昨日の「読売新聞」に、「道の駅」の将来像を話し合う「道の駅2017 シンポジウム」の開催内容が、1ページ全面で報道していた。我が輩は以前から、もっと「道の駅」を利用して、地域振興を推し進められないかと思考してきたので、この記事に注目した。先ずは、新聞記事から、現在の「道の駅」の現状などを紹介したい。

○昨年10月末時点で、道の駅は全国で計1107存在する。都道府県別では、北海道117駅、岐阜県55駅、長野県44駅、新潟県39駅、兵庫県34駅の順に多い。

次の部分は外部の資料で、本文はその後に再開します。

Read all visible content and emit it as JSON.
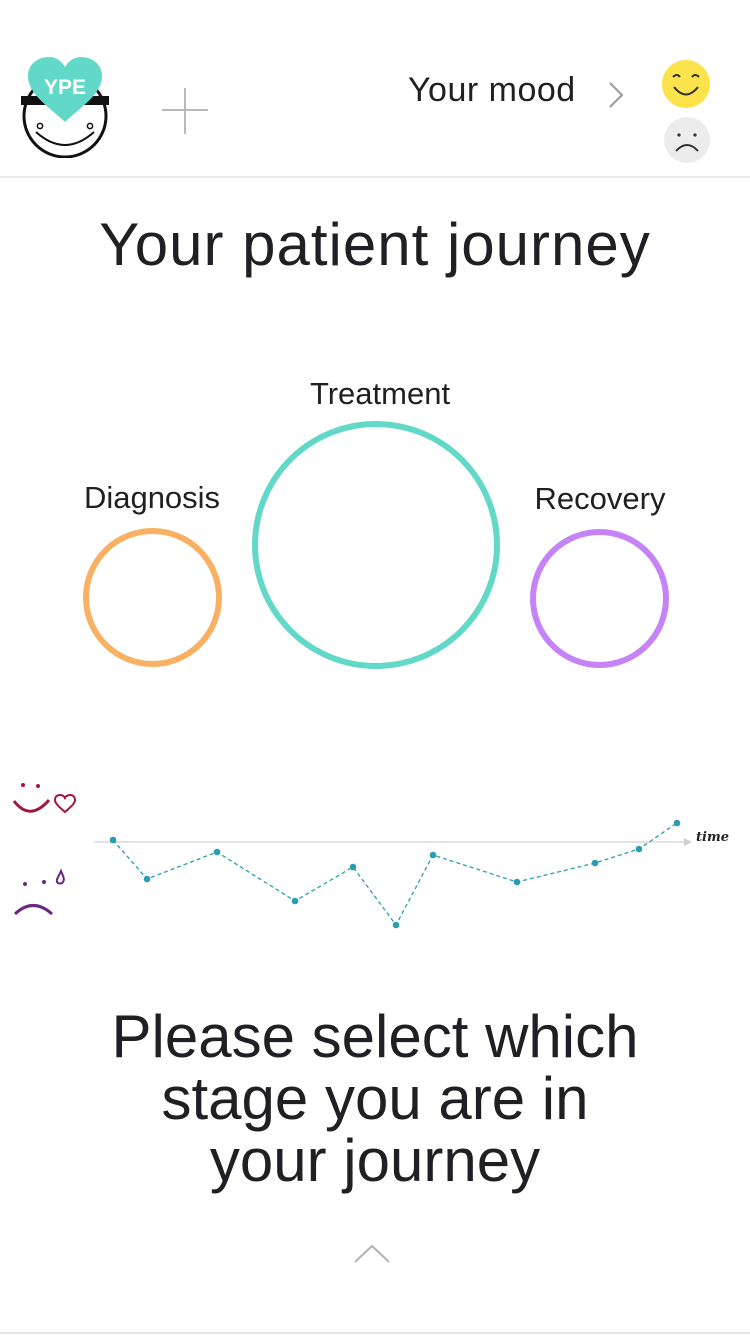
{
  "header": {
    "logo_text": "YPE",
    "add_icon": "plus-icon",
    "mood_label": "Your mood",
    "chevron_icon": "chevron-right-icon",
    "happy_icon": "happy-face-icon",
    "sad_icon": "sad-face-icon",
    "colors": {
      "logo_heart": "#62d8c8",
      "happy": "#fde34b",
      "sad": "#ececec"
    }
  },
  "title": "Your patient journey",
  "stages": [
    {
      "label": "Diagnosis",
      "color": "#f8b163"
    },
    {
      "label": "Treatment",
      "color": "#62d8c8"
    },
    {
      "label": "Recovery",
      "color": "#c583f7"
    }
  ],
  "mood_graph": {
    "axis_label": "time",
    "line_color": "#2a9db3",
    "happy_color": "#a3153e",
    "sad_color": "#6d2683"
  },
  "prompt_lines": [
    "Please select which",
    "stage you are in",
    "your journey"
  ],
  "footer": {
    "up_icon": "chevron-up-icon"
  }
}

○道の駅が道路政策の中で取り上げられたのは1992年で、翌93年に103か所から始まった。ポイントは、24時間無料の駐車場と、清潔なトイレの提供という二つだけである。

○道の駅は、運転手の休憩施設から、地域産品の販売所、住民の活動拠点、防災機能を持った施設へと活用の幅がどんどん広がっている。

という訳で、現在では車を運転する人にとって、「道の駅」はなくてはならない施設である。と同時に、地元住民にとっても、なくてはならない施設である。その意味で、「道の駅」の設置は“道路政策"の中では、最も成功した事例かもしれない。

そこで、我が輩なりに、「道の駅」が地域の発展に貢献する施策を提案したい。つまり、地元の国道を通過する人と、「道の駅」を利用する人たちは、地域振興の“切り札"であるからだ。

先ず第一は、宿泊施設を併設する。温泉地ならば、温泉施設であれば最高であるが、風呂付きならば構わない。食事(地元の名物料理)は「道の駅」の食堂を利用して、素泊まりで三千円前後の料金にする。宿泊施設は、旅行者だけではなく、地元の住民も利用しやすくする。

第二は、地元を紹介する観光案内所などを併設する。例えば、小規模な博物館や、地元に縁のある人の銅像(現に長野県の雷電為右衛門、栃木県の二宮金次郎)を設置すれば、地元の観光施設や博物館に立ち寄る人が出てくる。

第三は、地元名産の工芸品を作るとか、地場の生産物を使用した料理を作るという“体験施設"を設置する。このほか、地元の歴史や名物を解説する“地元歴史家"との触れ合いを設定する。

要するに、「道の駅」を活用しての地域振興には、まだまだ改善する余地があると考える。その一方、「道の駅」の約8割が人口減少が進む中山間部にある以上、車による通行人を地域活性化に繋げない手はないという現実もある。どう通行人を滞在させるのか、どう通行人と交流するのか、どう通行人に地元産品を購入させるのか。いずれも難しい問題であるが、「道の駅」に改善の余地がある以上、お互いに知恵を出し合って、地域が元気になる施策を見つけ出したい。